The qualifying exam is designed to assess a student's ability to think conceptually, creatively, and critically. A student's task is to submit original research that may be publishable in a major marketing journal.
The program has two qualifying exams, one at the end of the first academic year, and another at the end of the second academic year. Both exams require that students develop an interesting, important, and relevant research question in marketing, write an academic paper, demonstrating their conceptual knowledge of the extant literature and empirical methods, and present the paper to the marketing faculty. The first-year research paper focus primarily on the motivation and conceptualization of the proposed research question, while the second-year research paper should be a completed manuscript (including data and analyses), at a stage of development that is relatively close to submission to a top marketing journal.
Unsatisfactory performance will result in failing the qualifying exams. Repeated unsatisfactory performance in the qualifying exams, will result in dismissal from the doctoral program.
The marketing research seminar series is considered an integral part of the program and all students are expected read the working papers, attend the presentations, and actively participate in the seminar. Speakers in the marketing seminar series may be faculty candidates (fall semester), faculty from other universities, faculty from other schools within IU, faculty within our department, or our own PhD students presenting their dissertation research or other research projects.

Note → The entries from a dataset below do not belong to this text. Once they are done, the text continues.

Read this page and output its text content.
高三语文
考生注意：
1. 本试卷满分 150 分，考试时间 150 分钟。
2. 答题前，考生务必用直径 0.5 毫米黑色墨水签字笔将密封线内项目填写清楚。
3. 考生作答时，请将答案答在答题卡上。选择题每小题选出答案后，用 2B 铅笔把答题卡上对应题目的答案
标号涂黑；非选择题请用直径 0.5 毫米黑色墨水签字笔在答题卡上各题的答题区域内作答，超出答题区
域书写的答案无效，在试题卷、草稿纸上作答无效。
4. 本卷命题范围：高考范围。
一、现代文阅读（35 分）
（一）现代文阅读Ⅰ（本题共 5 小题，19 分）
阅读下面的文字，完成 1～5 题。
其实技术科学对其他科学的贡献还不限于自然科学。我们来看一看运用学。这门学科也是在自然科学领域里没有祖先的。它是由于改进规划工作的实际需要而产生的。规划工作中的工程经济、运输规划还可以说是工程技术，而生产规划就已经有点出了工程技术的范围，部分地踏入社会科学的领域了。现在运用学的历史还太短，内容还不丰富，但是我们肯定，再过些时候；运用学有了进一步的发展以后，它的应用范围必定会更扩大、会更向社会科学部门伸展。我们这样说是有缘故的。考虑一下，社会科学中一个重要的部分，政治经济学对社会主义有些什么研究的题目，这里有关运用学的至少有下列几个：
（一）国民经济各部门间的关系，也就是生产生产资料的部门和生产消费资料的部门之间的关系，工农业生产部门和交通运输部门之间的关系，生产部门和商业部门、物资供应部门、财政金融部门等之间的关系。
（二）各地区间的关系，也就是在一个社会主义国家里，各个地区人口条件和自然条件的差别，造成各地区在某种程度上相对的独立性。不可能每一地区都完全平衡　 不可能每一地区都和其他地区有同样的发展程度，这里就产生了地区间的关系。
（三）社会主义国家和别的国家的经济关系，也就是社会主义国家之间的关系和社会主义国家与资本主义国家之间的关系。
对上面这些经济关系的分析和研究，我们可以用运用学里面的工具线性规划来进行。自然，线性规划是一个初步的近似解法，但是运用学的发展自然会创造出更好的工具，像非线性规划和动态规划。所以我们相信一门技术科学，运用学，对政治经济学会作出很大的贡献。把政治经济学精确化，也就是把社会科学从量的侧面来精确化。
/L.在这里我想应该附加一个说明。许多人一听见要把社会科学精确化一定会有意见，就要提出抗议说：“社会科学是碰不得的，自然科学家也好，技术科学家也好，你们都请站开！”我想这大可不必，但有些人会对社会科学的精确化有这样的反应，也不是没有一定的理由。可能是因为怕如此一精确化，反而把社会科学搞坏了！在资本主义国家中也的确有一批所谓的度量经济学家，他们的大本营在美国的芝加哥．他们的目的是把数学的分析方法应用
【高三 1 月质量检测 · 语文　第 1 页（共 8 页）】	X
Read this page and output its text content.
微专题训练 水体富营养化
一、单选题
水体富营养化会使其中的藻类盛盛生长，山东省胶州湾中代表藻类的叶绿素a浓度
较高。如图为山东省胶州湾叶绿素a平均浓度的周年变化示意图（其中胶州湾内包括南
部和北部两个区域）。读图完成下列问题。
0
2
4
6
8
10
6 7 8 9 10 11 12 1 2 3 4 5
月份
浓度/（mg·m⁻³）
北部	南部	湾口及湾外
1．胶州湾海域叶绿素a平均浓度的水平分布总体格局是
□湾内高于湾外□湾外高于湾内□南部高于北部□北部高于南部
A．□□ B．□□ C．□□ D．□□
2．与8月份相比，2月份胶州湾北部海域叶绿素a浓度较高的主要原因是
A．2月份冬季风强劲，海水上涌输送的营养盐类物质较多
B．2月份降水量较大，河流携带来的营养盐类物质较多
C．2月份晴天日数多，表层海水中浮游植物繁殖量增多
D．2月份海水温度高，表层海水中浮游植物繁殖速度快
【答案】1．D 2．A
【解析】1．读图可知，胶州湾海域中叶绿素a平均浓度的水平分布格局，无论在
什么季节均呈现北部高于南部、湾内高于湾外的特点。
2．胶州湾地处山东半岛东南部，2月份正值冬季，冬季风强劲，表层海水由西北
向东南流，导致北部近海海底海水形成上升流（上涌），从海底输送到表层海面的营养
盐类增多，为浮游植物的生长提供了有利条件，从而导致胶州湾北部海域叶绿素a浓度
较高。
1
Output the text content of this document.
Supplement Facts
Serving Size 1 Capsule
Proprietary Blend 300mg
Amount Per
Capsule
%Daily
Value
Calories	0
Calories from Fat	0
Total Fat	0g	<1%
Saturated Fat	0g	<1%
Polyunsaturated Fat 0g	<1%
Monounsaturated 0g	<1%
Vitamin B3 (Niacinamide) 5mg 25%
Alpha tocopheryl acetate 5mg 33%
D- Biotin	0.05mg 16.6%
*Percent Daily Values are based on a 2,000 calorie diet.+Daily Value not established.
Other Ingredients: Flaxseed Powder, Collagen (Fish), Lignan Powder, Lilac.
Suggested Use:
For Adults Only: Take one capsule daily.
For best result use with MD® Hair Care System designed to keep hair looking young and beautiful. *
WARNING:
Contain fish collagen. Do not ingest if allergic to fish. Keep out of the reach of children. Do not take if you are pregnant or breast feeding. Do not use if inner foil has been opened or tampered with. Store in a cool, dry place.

Doctoral students in marketing are expected to gain experience in teaching undergraduate classes during their time in the program. The exact nature of the teaching assignments will vary depending upon the student’s background and the needs of the marketing department.
However, doctoral students are usually responsible for teaching either the Introduction to Marketing (M300), or the Marketing Research (M303) courses. The teaching assignment requires that doctoral students in marketing teach two courses during the term of the doctoral program. Usually, students will teach their first course during the third year in the program, either in the fall or spring semester, while the second course (same prep), is usually taught during the fall semester in the fourth year.
Finally, during the fifth year in the doctoral program, students will serve as teaching assistants for a faculty member for an upper level undergraduate or master’s course in marketing. The assigned course should be similar in content to one that students would most likely be responsible for during their first faculty position.